Interview on 9/15/11 at 3:00 p.m. with vice-president of administration confirmed the above therapy kitchen environmental findings.
*In the laundry room:
-A large amount of dried debris was noted in the door of the washer, and the rubber seal was coated with a moderate amount of moist brown sludge (photo 44).
-The wall behind the dryer pipe had a medium sized unpainted area that exposed the plaster beneath (photo 45).
-Two ceiling tiles had a large amount of brown discoloration (photo 46).
-The oxygen storage room had a large area of black mold on the wall and behind the oxygen tanks. There was debris on the floor, a rug stored between the two oxygen tanks, and crumpled linen in one corner of the room (photos 48, 49, 50, and 51).
*In patient room 1216 the wash basins were stored on the bathroom floor (photo 47).

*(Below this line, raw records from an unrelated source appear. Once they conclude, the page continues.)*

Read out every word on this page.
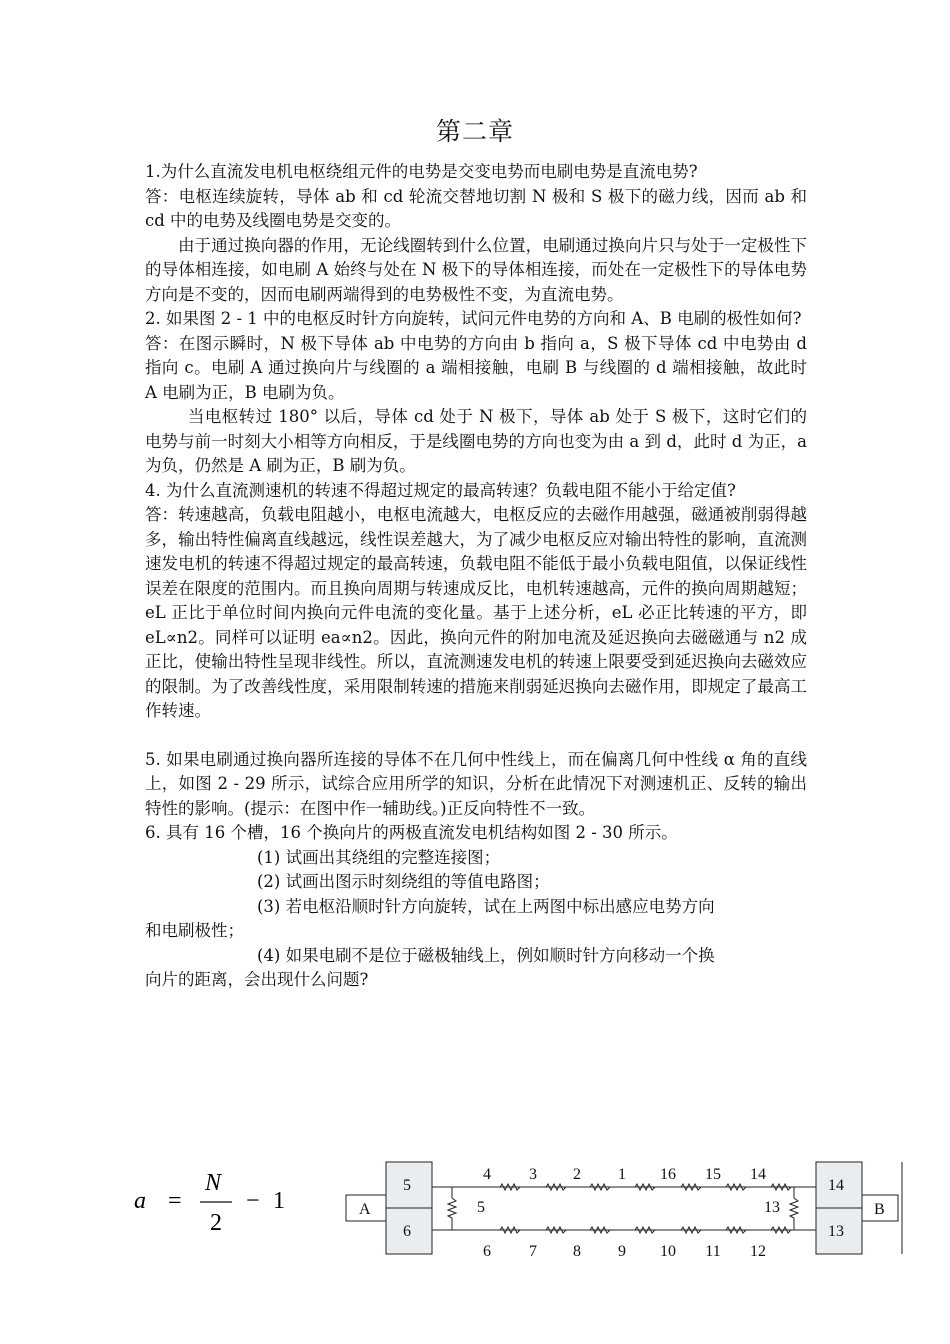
第二章

1.为什么直流发电机电枢绕组元件的电势是交变电势而电刷电势是直流电势?

答：电枢连续旋转，导体 ab 和 cd 轮流交替地切割 N 极和 S 极下的磁力线，因而 ab 和 cd 中的电势及线圈电势是交变的。

由于通过换向器的作用，无论线圈转到什么位置，电刷通过换向片只与处于一定极性下的导体相连接，如电刷 A 始终与处在 N 极下的导体相连接，而处在一定极性下的导体电势方向是不变的，因而电刷两端得到的电势极性不变，为直流电势。

2. 如果图 2 - 1 中的电枢反时针方向旋转，试问元件电势的方向和 A、B 电刷的极性如何?

答：在图示瞬时，N 极下导体 ab 中电势的方向由 b 指向 a，S 极下导体 cd 中电势由 d 指向 c。电刷 A 通过换向片与线圈的 a 端相接触，电刷 B 与线圈的 d 端相接触，故此时 A 电刷为正，B 电刷为负。

当电枢转过 180° 以后，导体 cd 处于 N 极下，导体 ab 处于 S 极下，这时它们的电势与前一时刻大小相等方向相反，于是线圈电势的方向也变为由 a 到 d，此时 d 为正，a 为负，仍然是 A 刷为正，B 刷为负。

4. 为什么直流测速机的转速不得超过规定的最高转速？负载电阻不能小于给定值?

答：转速越高，负载电阻越小，电枢电流越大，电枢反应的去磁作用越强，磁通被削弱得越多，输出特性偏离直线越远，线性误差越大，为了减少电枢反应对输出特性的影响，直流测速发电机的转速不得超过规定的最高转速，负载电阻不能低于最小负载电阻值，以保证线性误差在限度的范围内。而且换向周期与转速成反比，电机转速越高，元件的换向周期越短；eL 正比于单位时间内换向元件电流的变化量。基于上述分析，eL 必正比转速的平方，即 eL∝n2。同样可以证明 ea∝n2。因此，换向元件的附加电流及延迟换向去磁磁通与 n2 成正比，使输出特性呈现非线性。所以，直流测速发电机的转速上限要受到延迟换向去磁效应的限制。为了改善线性度，采用限制转速的措施来削弱延迟换向去磁作用，即规定了最高工作转速。

5. 如果电刷通过换向器所连接的导体不在几何中性线上，而在偏离几何中性线 α 角的直线上，如图 2 - 29 所示，试综合应用所学的知识，分析在此情况下对测速机正、反转的输出特性的影响。(提示：在图中作一辅助线。)正反向特性不一致。

6. 具有 16 个槽，16 个换向片的两极直流发电机结构如图 2 - 30 所示。

(1) 试画出其绕组的完整连接图；

(2) 试画出图示时刻绕组的等值电路图；

(3) 若电枢沿顺时针方向旋转，试在上两图中标出感应电势方向

和电刷极性；

(4) 如果电刷不是位于磁极轴线上，例如顺时针方向移动一个换

向片的距离，会出现什么问题?

a =
N
2
− 1
5
6
A
14
13
B
5	13
4 3 2 1 16 15 14
6 7 8 9 10 11 12
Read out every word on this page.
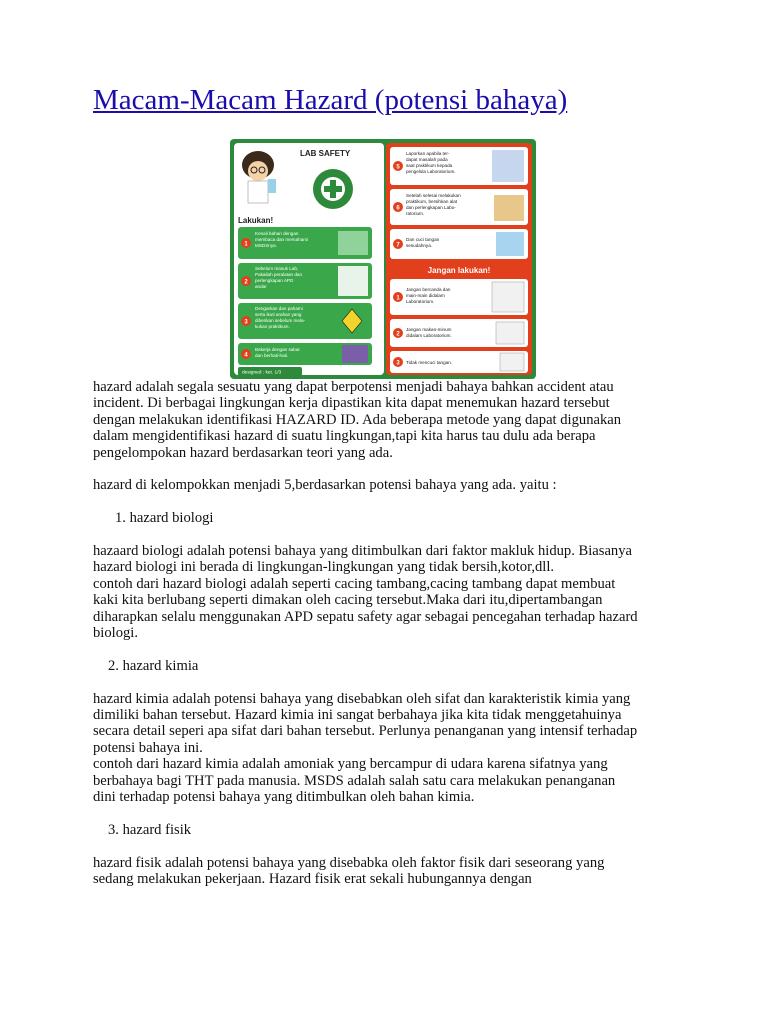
Macam-Macam Hazard (potensi bahaya)
LAB SAFETY
Lakukan!
1
Kenali bahan dengan membaca dan memahami MSDSnya.
2
Sebelum masuk Lab, Pakailah peralatan dan perlengkapan APD anda!
3
Dengarkan dan pahami serta ikuti arahan yang diberikan sebelum mela-kukan praktikum.
4
Bekerja dengan sabar dan berhati-hati.
designed : ket. 1/3
5
Laporkan apabila ter-dapat masalah pada saat praktikum kepada pengelola Laboratorium.
6
Setelah selesai melakukan praktikum, bersihkan alat dan perlengkapan Labo-ratorium.
7
Dan cuci tangan sesudahnya.
Jangan lakukan!
1
Jangan bercanda dan main-main didalam Laboratorium.
2
Jangan makan-minum didalam Laboratorium.
3 Tidak mencuci tangan.

hazard adalah segala sesuatu yang dapat berpotensi menjadi bahaya bahkan accident atau
incident. Di berbagai lingkungan kerja dipastikan kita dapat menemukan hazard tersebut
dengan melakukan identifikasi HAZARD ID. Ada beberapa metode yang dapat digunakan
dalam mengidentifikasi hazard di suatu lingkungan,tapi kita harus tau dulu ada berapa
pengelompokan hazard berdasarkan teori yang ada.

hazard di kelompokkan menjadi 5,berdasarkan potensi bahaya yang ada. yaitu :

1. hazard biologi

hazaard biologi adalah potensi bahaya yang ditimbulkan dari faktor makluk hidup. Biasanya
hazard biologi ini berada di lingkungan-lingkungan yang tidak bersih,kotor,dll.
contoh dari hazard biologi adalah seperti cacing tambang,cacing tambang dapat membuat
kaki kita berlubang seperti dimakan oleh cacing tersebut.Maka dari itu,dipertambangan
diharapkan selalu menggunakan APD sepatu safety agar sebagai pencegahan terhadap hazard
biologi.

2. hazard kimia

hazard kimia adalah potensi bahaya yang disebabkan oleh sifat dan karakteristik kimia yang
dimiliki bahan tersebut. Hazard kimia ini sangat berbahaya jika kita tidak menggetahuinya
secara detail seperi apa sifat dari bahan tersebut. Perlunya penanganan yang intensif terhadap
potensi bahaya ini.
contoh dari hazard kimia adalah amoniak yang bercampur di udara karena sifatnya yang
berbahaya bagi THT pada manusia. MSDS adalah salah satu cara melakukan penanganan
dini terhadap potensi bahaya yang ditimbulkan oleh bahan kimia.

3. hazard fisik

hazard fisik adalah potensi bahaya yang disebabka oleh faktor fisik dari seseorang yang
sedang melakukan pekerjaan. Hazard fisik erat sekali hubungannya dengan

*In room 1205 the examination table padding had a medium sized torn edge exposing the foam beneath (photo 3).
*In the shower room:
-Two green chairs had uncleanable fabric upholstery (photo 4).
-One lap tray was stored on the shower room floor (photo 5).
-One chair padding had been repaired with a strip of black tape (photo 6).
*In the dirty utility room trash cans blocked access to the eye wash station (photo 7).
Interview on 9/15/11 at the time of the above observations with the director of environmental services confirmed:
*The ceiling tiles were discolored from pipe condensation in the ceiling.
*The wall behind the dryer pipe needed repair.
*The mold in the oxygen storage room needed to be taken care of.
*The green fabric upholstered chairs in the shower room were not cleanable and should not have been in the shower room.
*The patient's wash basins should not have been stored on the bathroom floors.
*There was a facility preventative maintenance plan, but she was unaware of the above observations.
Interview on 9/15/11 at 3:15 p.m. certified nursing assistant (CNA) G confirmed there was no cleaning schedule for the surfaces of the washer and dryer used for patient care laundry. The CNA stated once a month the cleaning packet was run in the washer to prevent a moldy odor.
B. Based on random observation, interview, and policy review, the provider failed to ensure medical supplies were not being used beyond their manufacturer's expiration dates:
*In one of one hospital off-site rehabilitation therapy center.
*In the main hospital campus for two of two supply storage areas (store room and examination).
Findings include:
1. Random observation on 9/14/11 at 4:00 p.m. of the crash cart at the provider's rehabilitation therapy center revealed the following expired medical supplies:
*One opened vial of 0.9 percent (%) sodium chloride without a date and staff member initials when the vial had been opened.
*Medtronic Refill Kits:
-Two expired on 6/29/11.
-One expired on 7/7/11.
-Two expired on 8/4/11.
-One expired on 9/2/11.
-One expired on 9/10/11.
*One bottle of hydrogen peroxide without a date and staff member initials when the bottle had been opened.
Interview on 9/14/11 at the time of the above observation with facility director D and registered nurse (RN) E confirmed the supplies were expired. Both stated the crash cart was checked on a daily basis. RN E stated she was responsible for checking the crash cart daily for expired medications, but she did not check for expired medical supplies.
2. Random observation on 9/15/11 from 11:45 a.m. to 5:00 p.m. on the main hospital campus revealed the following areas with expired medical supplies:
*Crash cart:
-Tracheal tubes one each expired March 2004, April 2004, and December 2005.
-Expired intubation stylets one each in November 2004 and March 2005.
*Examination room 1205:
-One box of cotton tipped applicators expired in August 2008.
-One Tegaderm dressing expired in March 2005.
-Two Medtronic Refill Kits expired on 4/29/11.
*Main clean supply storage had one J-tube that had expired October 2010.